Kapitel 5: Ein neuer Freund?
Wir redeten noch eine Weile miteinander, dann beschlossen die drei, mir die Stadt zu zeigen, damit ich mich nicht wieder verlief. Jede von uns nahm ihren Schlüssel mit, falls wir uns trennten oder durch die Menschenmasse getrennt wurden, dann verließen wir die Wohnung und gingen - diesmal unfallfrei - die Treppe hinunter. Ayame ging voraus, um uns die Tür aufzuhalten. Ich bedankte mich mit einem Nicken. Draußen liefen wir zuerst die nähere Umgebung ab, wobei Ayame mir meißelte die Straßennamen förmlich ins Hirn meißelte, während Suzume dafür sorgte, dass vor meinem inneren Auge so etwas wie eine Karte der Umgebung entstand. Ebenfalls sorgten die drei dafür, dass ich neue Kanji lernte. Auch meine Lesung von eben diesen verbesserten sie, falls sie falsch oder falsch ausgesprochen war. Überhaupt wiesen mich oft auf Aussprachefehler hin, aber nur, wenn man mich dadurch nicht richtig verstand. Nachdem ich mir die Straßen im Umkreis von 150 Metern eingeprägt hatte, wollten sie mir noch ein paar Sehenswürdigkeiten zeigen. Allerdings war es bereits fünf Uhr, deshalb konnten wir nur einen Ort besuchen, wobei Ayame nicht einmal sicher war, ob wir überhaupt das schaffen würden, denn wir mussten die Bahn nutzen und das war das Problem. Wenn wir Pech hatten, gerieten wir nämlich in den Feierabendverkehr und dann wurde es wortwörtlich eng. Ich folgte den dreien still in die Bahn, wo wir uns etwas abseits der anderen Fahrgäste hinsetzten. Es waren ohnehin nicht viele Leute dort. Namiko saß neben Suzume, die am Fenster saß und welcher ich gegenüber saß.
"Wo gehen wir hin?", fragte ich nochmal, da sie es mir beim ersten Mal nicht verraten wollten.
"Es ist immernoch eine Überraschung", lächelte Suzume.
"Kommt schon", bettelte ich.
Alle drei schüttelten den Kopf.
"Wenigstens einen Tipp?", bat ich.
Ayame überlegte tatsächlich kurz. Dann erwiderte sie auf Englisch: "Das erste Wort ist so ähnlich wie das Wort für Mond."

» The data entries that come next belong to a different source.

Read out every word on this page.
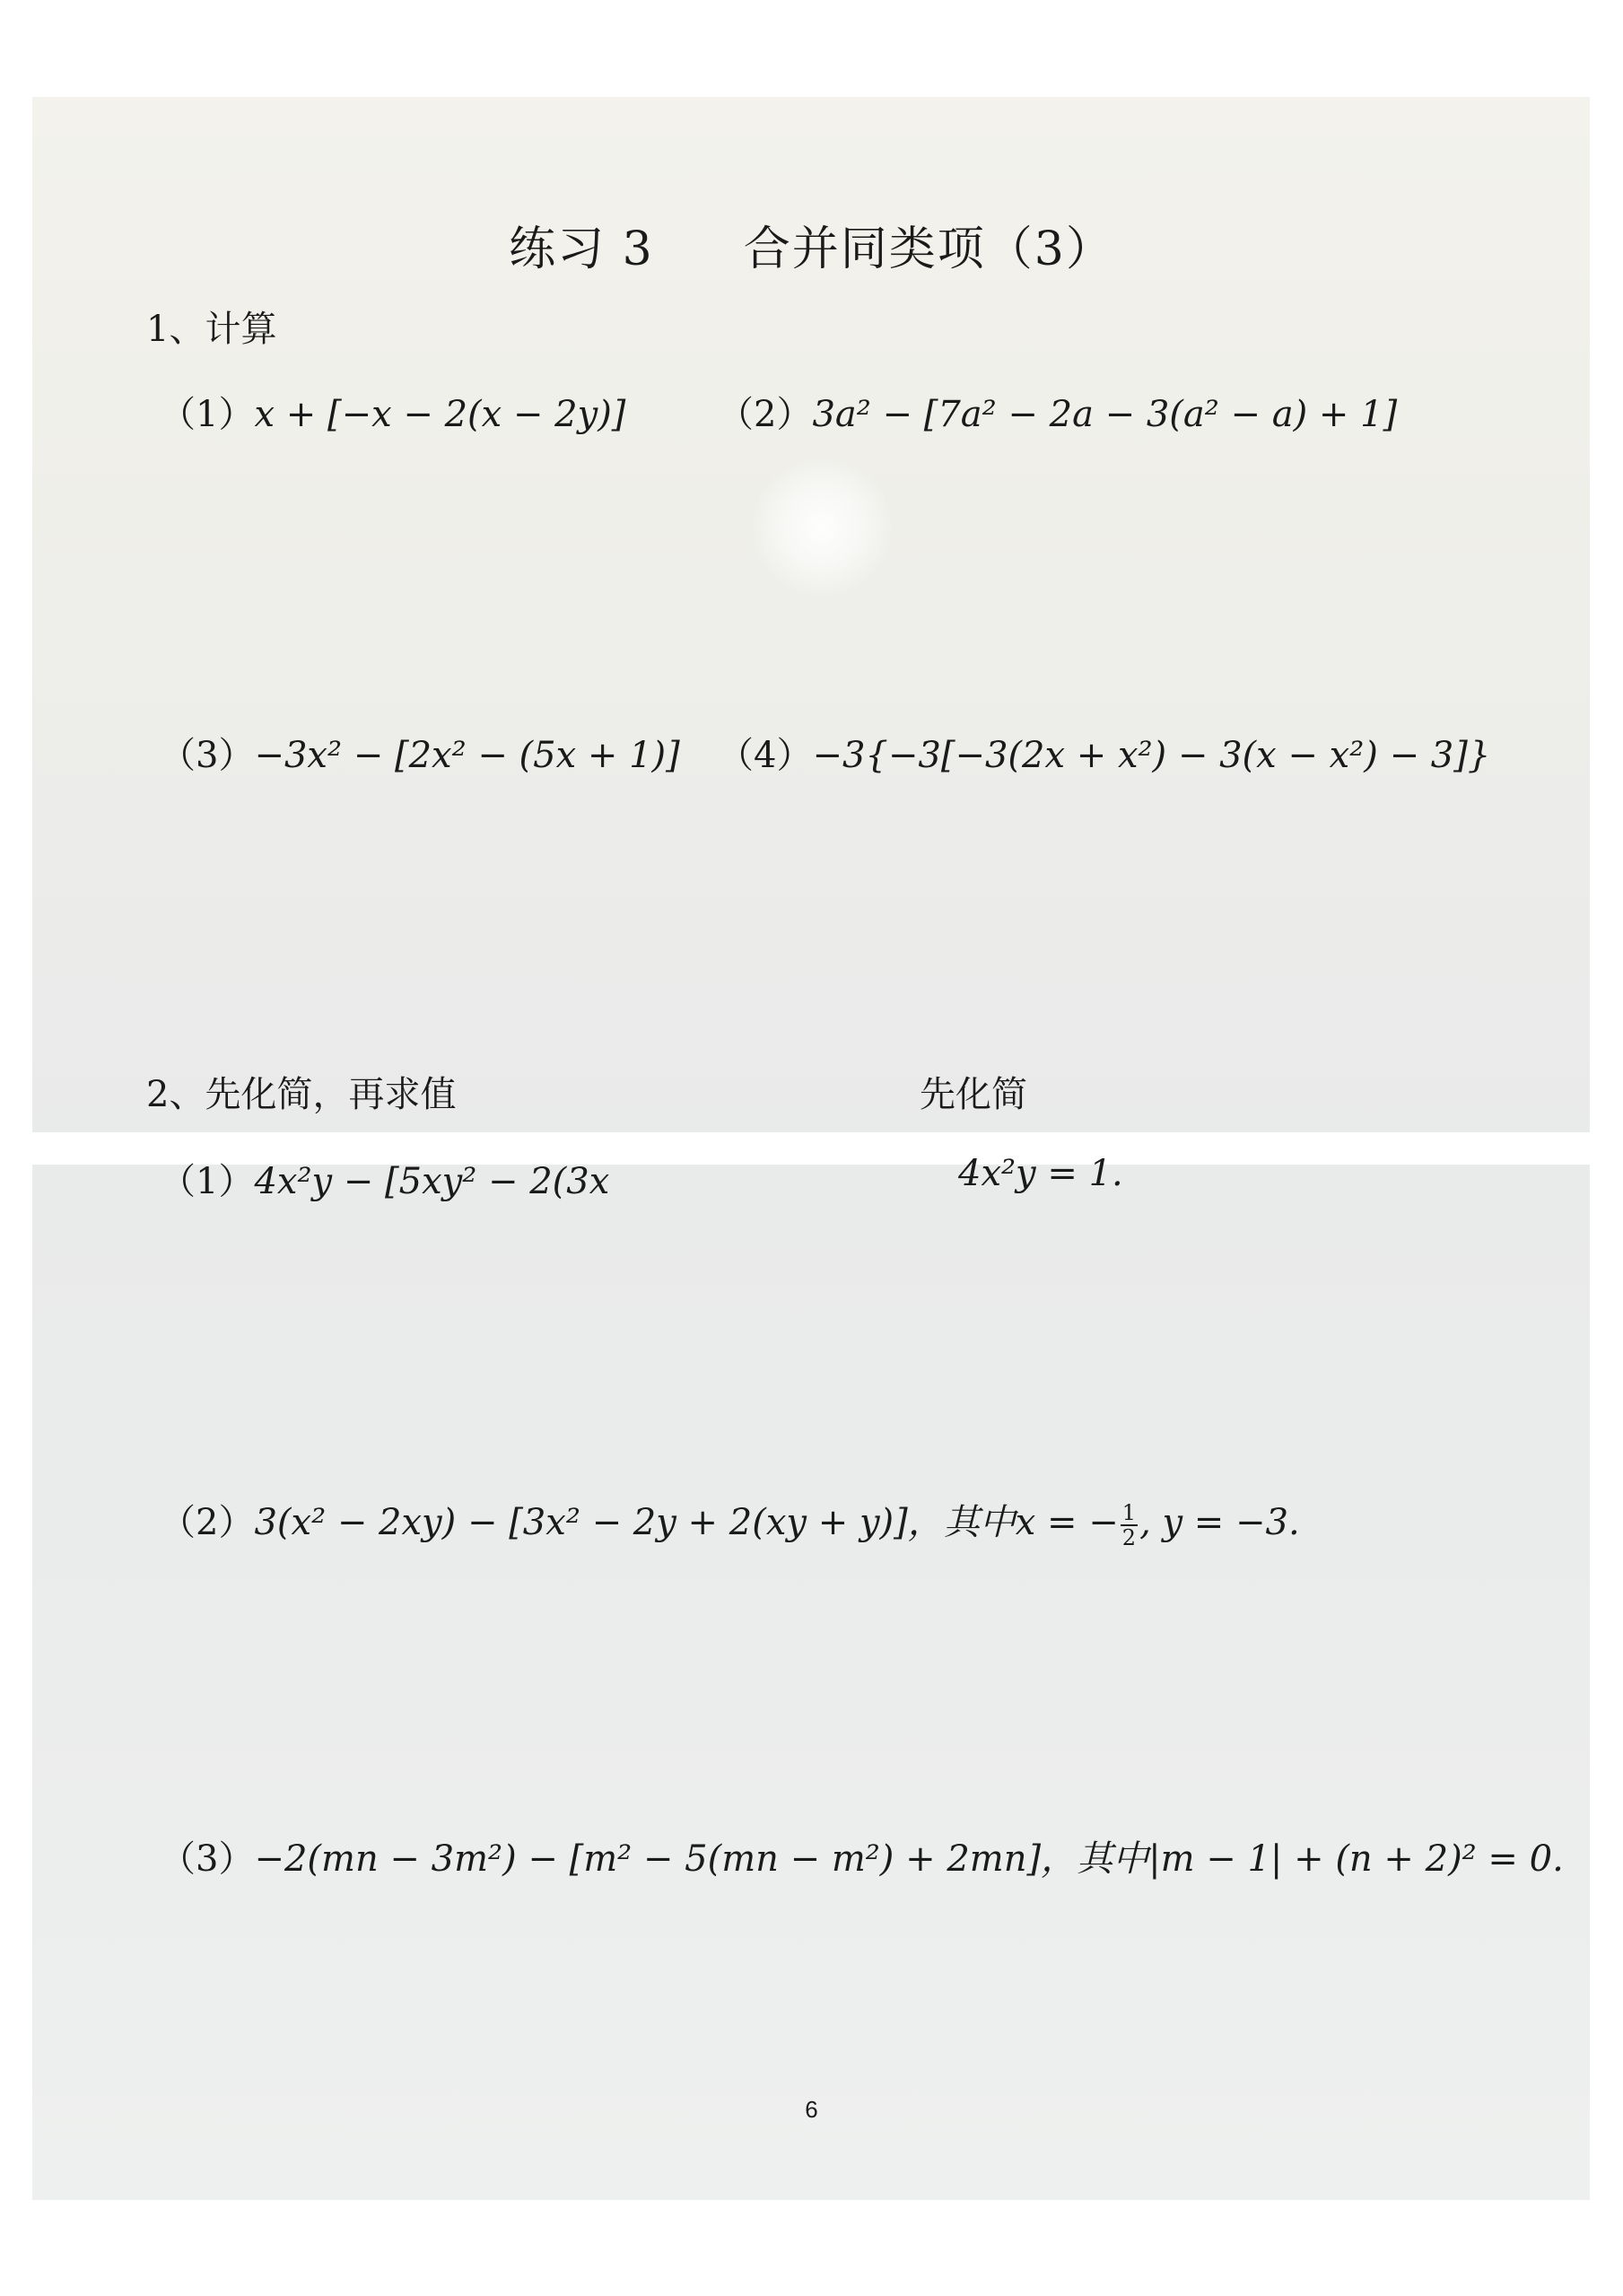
练习 3 合并同类项（3）
1、计算
（1）x + [−x − 2(x − 2y)]	（2）3a² − [7a² − 2a − 3(a² − a) + 1]
（3）−3x² − [2x² − (5x + 1)] （4）−3{−3[−3(2x + x²) − 3(x − x²) − 3]}
2、先化简，再求值	先化简
（1）4x²y − [5xy² − 2(3x	4x²y = 1.
（2）3(x² − 2xy) − [3x² − 2y + 2(xy + y)]，其中x = − $\frac{1}{2}$ , y = −3.
（3）−2(mn − 3m²) − [m² − 5(mn − m²) + 2mn]，其中|m − 1| + (n + 2)² = 0.
6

Vokabeln abfragen ohne es zu auffällig zu machen. Aber das war ja nicht die Regel bei den dreien, also machte mir das nicht aus. Außerdem wusste ich das Wort: >Tsuki<. Aber so ähnlich? Von der Schreibweise oder was? Natürlich, Klara... Selbstverständlich meinte Ayame die Aussprache. Aber in welcher Art war das gesuchte Wort anders als >Tsuki<? War da noch was zwischen dem 'Tsu' und dem 'ki' oder war es davor? Oder dahinter? War es überhaupt ein Wort, das ich kannte oder ein Eigenname, den ich noch nie zuvor gehört hatte. Ich wusste es nicht, dachte aber fast die ganze Zeit darüber nach. Zumindest, bis Suzume meine Gedanken unterbrach.
"Lass es gut sein, ich kann den Rauch ja schon fast sehen", scherzte sie.
Ich seufzte. "Du hast ja recht, es nutzt nichts."
Suzume ging nicht weiter darauf ein. Stattdessen lehnte sie sich etwas zu mir nach vorne. "Als Munakata-san auf dich gefallen ist, habt ihr euch da geküsst?", flüsterte sie mir einem amüsierten Lächeln. Sie fand den Gedanken daran offenbar weitaus lustiger als ich.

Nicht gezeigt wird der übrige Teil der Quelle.